Monday Morning Quarterback Part II
By BOP Staff
April 21, 2009
Scene: Brad Pitt is eating a taco while sitting at his news desk. Ed Norton walks in, gesticulating wildly...Kim Hollis: Do you think State of Play would have done better at the box office if Ed Norton and Brad Pitt had remained the leads? Do you think it would have been as well-received (State of Play currently has a RottenTomatoes score of 80%)?
Josh Spiegel: I doubt having Norton and Pitt would have helped much. Neither of them equals immediate success or death, so a result like the one we have would have probably occurred. Also, I'm not sure the film itself would have been as well-received, as I'm not sure either actor could have played the Russell Crowe character as effectively as Crowe did, mostly because the part requires the actor to at least feel like a middle-aged man. I know Pitt's 45 years old but...come on, does he look a day over 35? He's aging very well, and Norton's also a boyish-looking actor. That alone would have made the movie come off a bit worse in the critics' eyes.
Brandon Scott: This question is way too hypothetical from a critics score standpoint. I mean, Pitt and Norton are probably combined more respected actors than Affleck/Crowe, though its not a big, big difference. It might have made a difference at the box office, but with the same story, probably not tons. I think if they changed the title to Fight Club 2, and had Pitt and Norton really be the same person, but this time, their roles were reversed, it is a $100 million hit. I'm good at hypothetical analysis like that.
Reagen Sulewski: Maybe it opens better but I think it makes the film worse. I don't buy Norton as a Congressman, nor Pitt as a hard-bitten cynical reporter. If the Affleck/Crowe version has legs, ultimately I think it's a wash.

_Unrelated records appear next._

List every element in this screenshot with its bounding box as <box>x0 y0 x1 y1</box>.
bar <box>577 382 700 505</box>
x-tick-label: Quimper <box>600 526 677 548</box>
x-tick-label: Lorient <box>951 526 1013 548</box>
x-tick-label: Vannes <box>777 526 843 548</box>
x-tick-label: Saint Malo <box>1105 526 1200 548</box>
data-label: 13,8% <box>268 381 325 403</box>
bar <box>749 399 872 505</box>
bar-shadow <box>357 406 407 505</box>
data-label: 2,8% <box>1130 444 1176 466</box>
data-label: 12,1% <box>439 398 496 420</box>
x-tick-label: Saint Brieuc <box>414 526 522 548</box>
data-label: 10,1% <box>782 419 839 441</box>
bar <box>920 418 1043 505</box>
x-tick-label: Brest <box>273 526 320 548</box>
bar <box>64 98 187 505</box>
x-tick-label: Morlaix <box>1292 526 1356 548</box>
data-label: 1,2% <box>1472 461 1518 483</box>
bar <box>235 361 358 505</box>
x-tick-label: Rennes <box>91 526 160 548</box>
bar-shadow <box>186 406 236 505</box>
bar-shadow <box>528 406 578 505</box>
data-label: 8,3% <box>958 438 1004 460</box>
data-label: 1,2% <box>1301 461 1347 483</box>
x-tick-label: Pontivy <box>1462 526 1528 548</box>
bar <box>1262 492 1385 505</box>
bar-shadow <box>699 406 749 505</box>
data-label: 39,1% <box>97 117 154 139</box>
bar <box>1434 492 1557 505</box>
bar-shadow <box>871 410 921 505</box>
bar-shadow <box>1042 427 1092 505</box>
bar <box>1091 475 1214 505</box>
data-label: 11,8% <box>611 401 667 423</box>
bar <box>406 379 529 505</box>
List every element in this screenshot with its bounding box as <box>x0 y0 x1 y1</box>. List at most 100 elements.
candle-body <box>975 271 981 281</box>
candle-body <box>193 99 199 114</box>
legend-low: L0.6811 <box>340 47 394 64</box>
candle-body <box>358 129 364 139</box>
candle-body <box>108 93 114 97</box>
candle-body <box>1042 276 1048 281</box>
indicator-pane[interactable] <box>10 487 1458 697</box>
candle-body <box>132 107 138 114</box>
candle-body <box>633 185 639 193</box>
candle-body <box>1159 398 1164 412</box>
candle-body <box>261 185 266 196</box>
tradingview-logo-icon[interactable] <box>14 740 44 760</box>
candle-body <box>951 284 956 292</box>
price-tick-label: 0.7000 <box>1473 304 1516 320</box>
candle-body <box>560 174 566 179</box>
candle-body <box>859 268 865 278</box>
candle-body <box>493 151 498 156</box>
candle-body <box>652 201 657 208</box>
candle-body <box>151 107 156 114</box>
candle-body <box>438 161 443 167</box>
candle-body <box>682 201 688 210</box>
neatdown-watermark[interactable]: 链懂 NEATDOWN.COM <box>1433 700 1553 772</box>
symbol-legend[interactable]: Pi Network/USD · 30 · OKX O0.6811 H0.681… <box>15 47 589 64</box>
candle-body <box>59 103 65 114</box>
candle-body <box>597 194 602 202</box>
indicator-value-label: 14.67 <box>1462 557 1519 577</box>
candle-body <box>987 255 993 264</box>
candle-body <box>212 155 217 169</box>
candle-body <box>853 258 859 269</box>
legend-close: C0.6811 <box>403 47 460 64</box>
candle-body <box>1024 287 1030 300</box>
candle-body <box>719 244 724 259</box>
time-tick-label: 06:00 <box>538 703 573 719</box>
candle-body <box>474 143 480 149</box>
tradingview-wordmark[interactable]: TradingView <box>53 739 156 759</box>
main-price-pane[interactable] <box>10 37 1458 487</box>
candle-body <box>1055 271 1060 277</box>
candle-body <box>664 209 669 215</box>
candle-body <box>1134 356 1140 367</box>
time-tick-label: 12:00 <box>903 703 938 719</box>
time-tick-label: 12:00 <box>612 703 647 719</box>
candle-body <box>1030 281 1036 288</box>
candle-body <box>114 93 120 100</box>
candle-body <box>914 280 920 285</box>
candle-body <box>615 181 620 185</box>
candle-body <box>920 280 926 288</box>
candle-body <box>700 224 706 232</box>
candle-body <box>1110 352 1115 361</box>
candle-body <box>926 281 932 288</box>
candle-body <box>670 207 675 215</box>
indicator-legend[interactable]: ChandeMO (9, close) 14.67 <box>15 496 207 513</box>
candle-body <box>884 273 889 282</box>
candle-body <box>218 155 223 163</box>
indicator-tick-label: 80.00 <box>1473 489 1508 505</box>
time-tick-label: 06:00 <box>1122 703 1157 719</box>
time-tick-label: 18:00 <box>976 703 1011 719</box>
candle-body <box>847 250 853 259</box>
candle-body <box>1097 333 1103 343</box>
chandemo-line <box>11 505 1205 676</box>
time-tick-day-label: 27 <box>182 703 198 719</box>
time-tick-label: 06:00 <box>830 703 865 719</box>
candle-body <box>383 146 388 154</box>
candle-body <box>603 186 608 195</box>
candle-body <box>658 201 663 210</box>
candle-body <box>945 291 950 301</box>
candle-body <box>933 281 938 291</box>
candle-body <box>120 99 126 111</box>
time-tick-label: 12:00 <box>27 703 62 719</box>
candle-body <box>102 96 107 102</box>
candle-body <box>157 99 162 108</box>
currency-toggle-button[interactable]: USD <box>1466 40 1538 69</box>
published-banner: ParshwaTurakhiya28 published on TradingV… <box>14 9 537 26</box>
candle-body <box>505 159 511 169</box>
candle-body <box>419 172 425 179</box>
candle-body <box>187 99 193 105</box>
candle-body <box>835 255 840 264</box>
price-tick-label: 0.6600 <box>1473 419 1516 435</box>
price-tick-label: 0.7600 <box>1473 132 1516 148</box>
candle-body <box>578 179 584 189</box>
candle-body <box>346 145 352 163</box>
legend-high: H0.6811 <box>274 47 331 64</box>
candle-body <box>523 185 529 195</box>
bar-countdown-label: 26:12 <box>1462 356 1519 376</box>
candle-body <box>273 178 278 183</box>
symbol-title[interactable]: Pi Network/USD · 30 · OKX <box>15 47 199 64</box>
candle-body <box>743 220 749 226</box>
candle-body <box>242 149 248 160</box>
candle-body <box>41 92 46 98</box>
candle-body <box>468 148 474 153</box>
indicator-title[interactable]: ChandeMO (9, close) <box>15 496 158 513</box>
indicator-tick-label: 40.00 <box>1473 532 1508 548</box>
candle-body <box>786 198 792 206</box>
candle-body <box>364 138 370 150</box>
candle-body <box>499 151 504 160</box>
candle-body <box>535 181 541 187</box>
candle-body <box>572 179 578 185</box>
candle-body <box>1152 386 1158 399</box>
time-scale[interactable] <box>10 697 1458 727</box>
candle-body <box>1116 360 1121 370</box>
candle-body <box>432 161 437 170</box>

David Mumpower: Reagen has broken it down the same way I do. I think that Brad Pitt sells more tickets than anyone else mentioned here (right now, today). So, it probably opens better, but I'm certain he would not have been as good in the movie as Russell Crowe was, and I am *not* a fan of Crowe as a rule. Meanwhile, going from Norton to Affleck fundamentally alters the perception of the character. Norton as a congressman would be instantly assumed to be villainous while Affleck is the All-American boy. The switch may not have been good for the box office, at least not at first, but it's better for the movie as a whole. It's funny how that worked out.
Sean Collier: I'm going to disagree, but only because I think the film would've been marketed much more heavily with Pitt and Norton. The marketing was heavy for State of Play, but had a sort of "let it sell itself" thing going on, what with a number of big stars and a tough-to-pitch plot. I feel like if it had stayed with Pitt and Norton, it would've been marketed as a heavyweight acting clash, the Fight Club connection might've been played up, and a lot more effort would've gone into familiarizing potential audiences with the plot. So I say a bit better off - probably winning the weekend - but still not a knockout.